Face au confinement imposé à la France depuis le 17 mars, j’ai décidé d’écrire un journal de bord pour y exprimer, jour après jour, mon ressenti face à cette situation inédite qui nous oblige à réfléchir et surtout à revoir nos priorités. Vous y trouverez au fil de l’eau des infos pratiques en tous genres, selon l’humeur des conseils de sites, de lecture ou de cuisine ainsi que des coups de cœur ou des coups de gueule selon l’actualité du coronavirus. Mais surtout restons solidaires et zen les uns envers les autres. 

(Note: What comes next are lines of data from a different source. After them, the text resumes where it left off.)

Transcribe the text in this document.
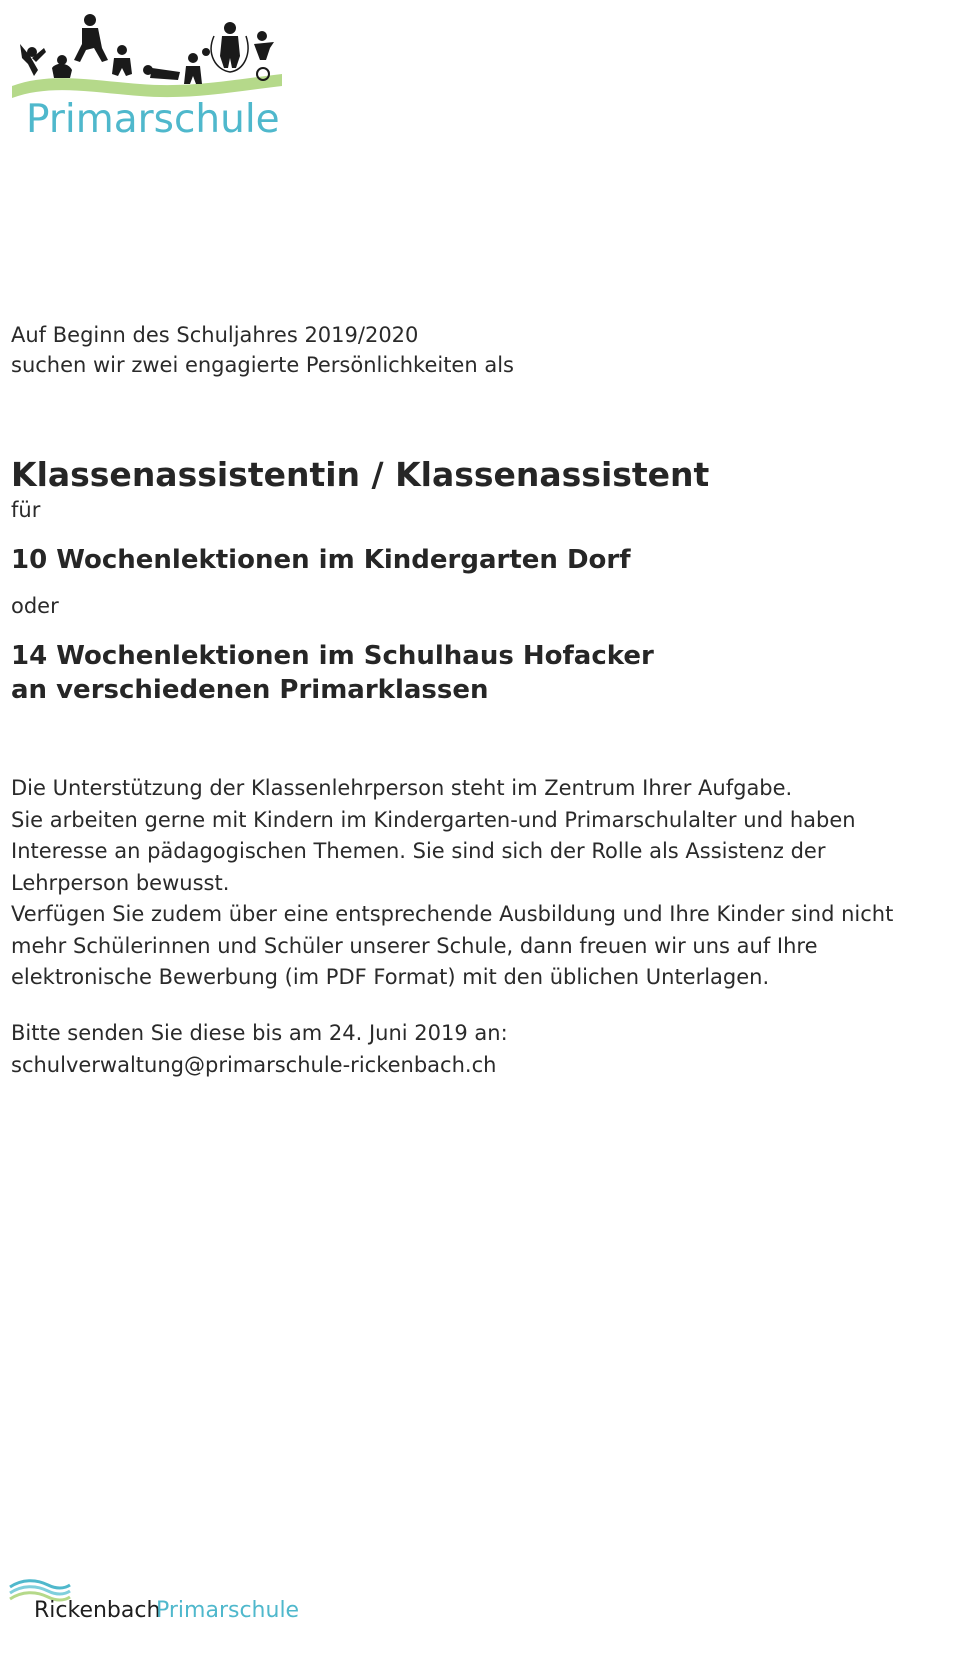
Primarschule
Auf Beginn des Schuljahres 2019/2020
suchen wir zwei engagierte Persönlichkeiten als
Klassenassistentin / Klassenassistent
für
10 Wochenlektionen im Kindergarten Dorf
oder
14 Wochenlektionen im Schulhaus Hofacker
an verschiedenen Primarklassen
Die Unterstützung der Klassenlehrperson steht im Zentrum Ihrer Aufgabe.
Sie arbeiten gerne mit Kindern im Kindergarten-und Primarschulalter und haben
Interesse an pädagogischen Themen. Sie sind sich der Rolle als Assistenz der
Lehrperson bewusst.
Verfügen Sie zudem über eine entsprechende Ausbildung und Ihre Kinder sind nicht
mehr Schülerinnen und Schüler unserer Schule, dann freuen wir uns auf Ihre
elektronische Bewerbung (im PDF Format) mit den üblichen Unterlagen.
Bitte senden Sie diese bis am 24. Juni 2019 an:
schulverwaltung@primarschule-rickenbach.ch
Rickenbach
Primarschule
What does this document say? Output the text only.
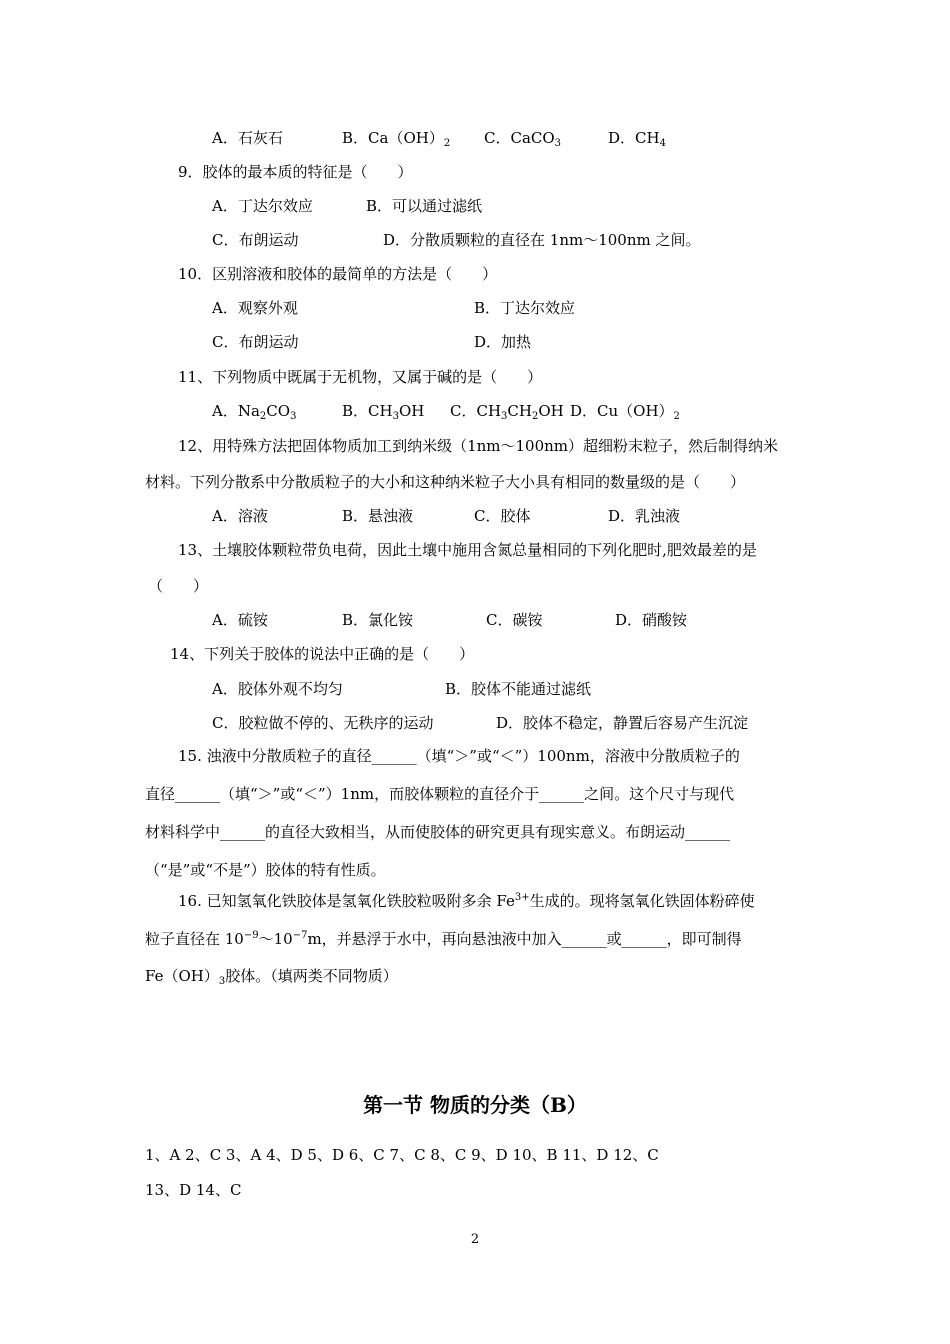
A．石灰石	B．$Ca(OH)_2$ C．CaCO$_3$	D．$CH_4$
9．胶体的最本质的特征是（　　）
A．丁达尔效应	B．可以通过滤纸
C．布朗运动	D．分散质颗粒的直径在 1nm～100nm 之间。
10．区别溶液和胶体的最简单的方法是（　　）
A．观察外观	B．丁达尔效应
C．布朗运动	D．加热
11、下列物质中既属于无机物，又属于碱的是（　　）
A．$Na_2CO_3$	B．$CH_3OH$ C．$CH_3CH_2OH$ D．$Cu(OH)_2$
12、用特殊方法把固体物质加工到纳米级（1nm～100nm）超细粉末粒子，然后制得纳米
材料。下列分散系中分散质粒子的大小和这种纳米粒子大小具有相同的数量级的是（　　）
A．溶液	B．悬浊液	C．胶体	D．乳浊液
13、土壤胶体颗粒带负电荷，因此土壤中施用含氮总量相同的下列化肥时,肥效最差的是
（　　）
A．硫铵	B．氯化铵	C．碳铵	D．硝酸铵
14、下列关于胶体的说法中正确的是（　　）
A．胶体外观不均匀	B．胶体不能通过滤纸
C．胶粒做不停的、无秩序的运动	D．胶体不稳定，静置后容易产生沉淀
15. 浊液中分散质粒子的直径______（填“＞”或“＜”）100nm，溶液中分散质粒子的
直径______（填“＞”或“＜”）1nm，而胶体颗粒的直径介于______之间。这个尺寸与现代
材料科学中______的直径大致相当，从而使胶体的研究更具有现实意义。布朗运动______
（“是”或“不是”）胶体的特有性质。
16. 已知氢氧化铁胶体是氢氧化铁胶粒吸附多余 $Fe^{3+}$生成的。现将氢氧化铁固体粉碎使
粒子直径在 $10^{-9}\sim 10^{-7}m$，并悬浮于水中，再向悬浊液中加入______或______，即可制得
$Fe(OH)_3$胶体。（填两类不同物质）
第一节 物质的分类（B）
1、A 2、C 3、A 4、D 5、D 6、C 7、C 8、C 9、D 10、B 11、D 12、C
13、D 14、C
2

Merci pour vos commentaires et vos encouragements, continuez vous aussi !

#restezchezvous

Parmi les nombreux changements apportés par cette pandémie, il y a le retour des médecins dans les médias, sur les plateaux télé ou en direct devant leur hôpital. Une présence qui vole la vedette aux politiques, notamment, et que certains voient d’un mauvais œil quand on voit tous ces anciens médecins et parfois ex-ministres tenter, à travers des pétitions, de nous dire ce qu’il faut faire en matière de traitements.

Et l’on découvre au fils des jours et des interviews que ces hommes et ces femmes ont des choses intéressantes à nous dire sur la société d’aujourd’hui et pas seulement dans le domaine de la santé. Il est vrai que ces soignants nous prennent parfois de haut, nous les malades, ce qui est peut-être en train de changer d’ailleurs mais avouons que nous aussi avons changé d’attitude à leur égard en leur intimant avant tout de soigner nos bobos, petits et gros, sans s’intéresser vraiment à eux. La disparition du médecin de famille et la rapidité actuelle des consultations en cabinet n’aident pas non plus il est vrai.

Du coup, j’aimerais vous faire partager mes réflexions à propos du dialogue entamé ce mardi soir (20 avril) sur le plateau de C à Vous entre le docteur Gilbert Deray, chef du service de néphrologie de l’Hôpital de la Pitié-Salpêtrière à Paris et le philosophe bien connu André Comte-Sponville.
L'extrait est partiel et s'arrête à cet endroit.